L’obbedienza alla verità, come ci testimonia santa Teresa di Gesù Bambino nella “Storia di un’anima”, comincia con le piccole verità del quotidiano, che spesso possono essere faticose e dolorose. Questa obbedienza si estende poi fino all’obbedienza senza riserve alla Verità stessa che è Cristo, via umana d’amore al Dio vivente, Padre, Figlio, Spirito Santo, Verità e Vita. Tale obbedienza non solo ci rende puri cioè lontani da ogni idolatria schiavizzante, ma soprattutto anche liberi per il servizio a Cristo e all’amore che viene da Lui e così alla salvezza del mondo, che pur sempre prende inizio dalla purificazione obbediente della propria anima, del proprio cuore, del proprio io mediante la verità e l’amore, il desiderio della verità e la disponibilità all’amore. Possiamo indicare apostolicamente, missionariamente la via umana di Cristo alla verità solo se noi stessi, nella nostra anima cioè nel nostro intendere e volere, regia del sentire – in obbedienza e pazienza – ci lasciamo purificare continuamente e progressivamente da ogni evidenza di verità e di libera adesione ad essa cioè dall’amore. Ecco il giusto senso della meta della nostra fede è la salvezza delle anime.

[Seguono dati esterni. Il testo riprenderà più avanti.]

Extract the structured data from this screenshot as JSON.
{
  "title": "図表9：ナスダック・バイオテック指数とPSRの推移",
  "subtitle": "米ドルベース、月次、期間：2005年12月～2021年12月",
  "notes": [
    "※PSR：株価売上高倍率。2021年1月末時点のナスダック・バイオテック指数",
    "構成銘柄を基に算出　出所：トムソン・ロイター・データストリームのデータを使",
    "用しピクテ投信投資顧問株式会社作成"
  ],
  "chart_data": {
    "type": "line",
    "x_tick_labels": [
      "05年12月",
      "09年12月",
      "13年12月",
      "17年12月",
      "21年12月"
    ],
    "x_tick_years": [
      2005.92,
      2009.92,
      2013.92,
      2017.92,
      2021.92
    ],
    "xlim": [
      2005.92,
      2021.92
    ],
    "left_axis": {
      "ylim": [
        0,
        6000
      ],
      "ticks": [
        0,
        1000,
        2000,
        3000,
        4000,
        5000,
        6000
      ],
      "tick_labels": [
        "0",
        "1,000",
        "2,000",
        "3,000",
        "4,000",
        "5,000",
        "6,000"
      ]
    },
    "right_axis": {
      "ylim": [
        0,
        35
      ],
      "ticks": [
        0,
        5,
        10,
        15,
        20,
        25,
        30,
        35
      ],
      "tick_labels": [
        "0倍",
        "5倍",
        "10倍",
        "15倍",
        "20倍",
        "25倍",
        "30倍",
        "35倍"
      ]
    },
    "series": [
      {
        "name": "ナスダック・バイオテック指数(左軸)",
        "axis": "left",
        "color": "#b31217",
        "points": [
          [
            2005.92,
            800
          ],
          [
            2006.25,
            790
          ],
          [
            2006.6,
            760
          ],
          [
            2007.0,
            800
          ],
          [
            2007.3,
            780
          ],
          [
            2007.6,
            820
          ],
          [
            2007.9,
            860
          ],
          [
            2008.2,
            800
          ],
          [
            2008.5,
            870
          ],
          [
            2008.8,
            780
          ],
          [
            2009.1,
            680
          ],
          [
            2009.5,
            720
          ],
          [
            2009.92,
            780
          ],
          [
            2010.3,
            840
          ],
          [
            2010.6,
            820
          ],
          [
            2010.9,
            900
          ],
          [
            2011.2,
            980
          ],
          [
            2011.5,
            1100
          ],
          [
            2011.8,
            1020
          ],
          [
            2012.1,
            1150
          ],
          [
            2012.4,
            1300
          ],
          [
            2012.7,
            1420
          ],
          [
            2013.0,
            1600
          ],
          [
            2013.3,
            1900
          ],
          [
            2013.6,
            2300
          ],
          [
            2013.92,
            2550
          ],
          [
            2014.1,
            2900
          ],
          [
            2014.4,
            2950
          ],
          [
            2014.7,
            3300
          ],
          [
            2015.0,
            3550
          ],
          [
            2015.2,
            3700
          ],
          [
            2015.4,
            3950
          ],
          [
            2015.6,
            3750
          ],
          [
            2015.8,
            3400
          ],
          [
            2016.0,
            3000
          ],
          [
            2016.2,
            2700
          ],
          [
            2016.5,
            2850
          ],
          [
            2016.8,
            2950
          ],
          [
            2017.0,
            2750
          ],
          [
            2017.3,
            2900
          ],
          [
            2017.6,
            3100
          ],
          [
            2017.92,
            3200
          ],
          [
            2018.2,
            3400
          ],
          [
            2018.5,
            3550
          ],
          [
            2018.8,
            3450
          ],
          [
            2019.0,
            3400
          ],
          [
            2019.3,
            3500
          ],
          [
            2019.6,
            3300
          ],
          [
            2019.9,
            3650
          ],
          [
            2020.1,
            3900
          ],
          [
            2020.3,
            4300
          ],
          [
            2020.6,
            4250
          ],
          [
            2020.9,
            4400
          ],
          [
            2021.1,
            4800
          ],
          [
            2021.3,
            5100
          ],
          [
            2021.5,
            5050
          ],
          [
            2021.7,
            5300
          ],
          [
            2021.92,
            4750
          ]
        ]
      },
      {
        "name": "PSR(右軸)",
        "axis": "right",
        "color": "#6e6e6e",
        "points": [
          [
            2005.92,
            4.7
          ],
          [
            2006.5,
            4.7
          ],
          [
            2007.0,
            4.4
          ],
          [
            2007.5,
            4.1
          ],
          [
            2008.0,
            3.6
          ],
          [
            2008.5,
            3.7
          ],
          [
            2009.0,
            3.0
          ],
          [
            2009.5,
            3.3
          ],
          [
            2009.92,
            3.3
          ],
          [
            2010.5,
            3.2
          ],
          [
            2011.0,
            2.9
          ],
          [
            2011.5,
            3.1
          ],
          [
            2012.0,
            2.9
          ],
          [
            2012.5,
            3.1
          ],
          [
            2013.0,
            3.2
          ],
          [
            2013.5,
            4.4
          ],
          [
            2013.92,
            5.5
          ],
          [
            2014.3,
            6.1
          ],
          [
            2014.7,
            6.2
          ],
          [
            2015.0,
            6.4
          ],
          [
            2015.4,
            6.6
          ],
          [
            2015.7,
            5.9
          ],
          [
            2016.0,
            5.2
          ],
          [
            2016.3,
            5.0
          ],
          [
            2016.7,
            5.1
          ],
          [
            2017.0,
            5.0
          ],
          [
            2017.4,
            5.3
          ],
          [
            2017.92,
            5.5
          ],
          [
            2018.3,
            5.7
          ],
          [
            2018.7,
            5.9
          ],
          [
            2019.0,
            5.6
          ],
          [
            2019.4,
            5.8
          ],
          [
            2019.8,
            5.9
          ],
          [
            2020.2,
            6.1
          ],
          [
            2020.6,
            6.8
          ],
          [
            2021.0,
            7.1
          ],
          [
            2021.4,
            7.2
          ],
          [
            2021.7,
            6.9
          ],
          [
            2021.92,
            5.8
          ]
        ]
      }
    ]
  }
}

Se dopo il Concilio Vaticano II la parola “anima” è caduta in discredito è perché i suoi documenti sono stati subito sepolti sotto una montagna di pubblicazioni affrettate e superficiali, o semplicemente inesatte. Benedetto XVI ci aiuta ad una rilettura della lettera dei testi conciliari e questo ci permette di scoprire il loro autentico spirito. I testi così riscoperti nella loro verità, ci insegnano a comprendere che cosa è veramente accaduto, e di prendere posizione con rinnovata energia. IL cattolico che lucidamente – e di conseguenza, con sofferenza – vede i guasti prodotti nella sua Chiesa dalle false interpretazioni del Concilio Vaticano II, scopre sempre più nel Concilio Vaticano II le possibilità di un’autentica ripresa, di un’autentica ricezione. Il Concilio, nella continuità del Popolo di Dio, ad esso appartiene e non a coloro che vogliono dirottarlo per una via, i cui sbocchi sarebbero catastrofici. Esso non è il Concilio di coloro che, non a caso, non sanno più che farsene del Vaticano II e che puntano a un Vaticano III.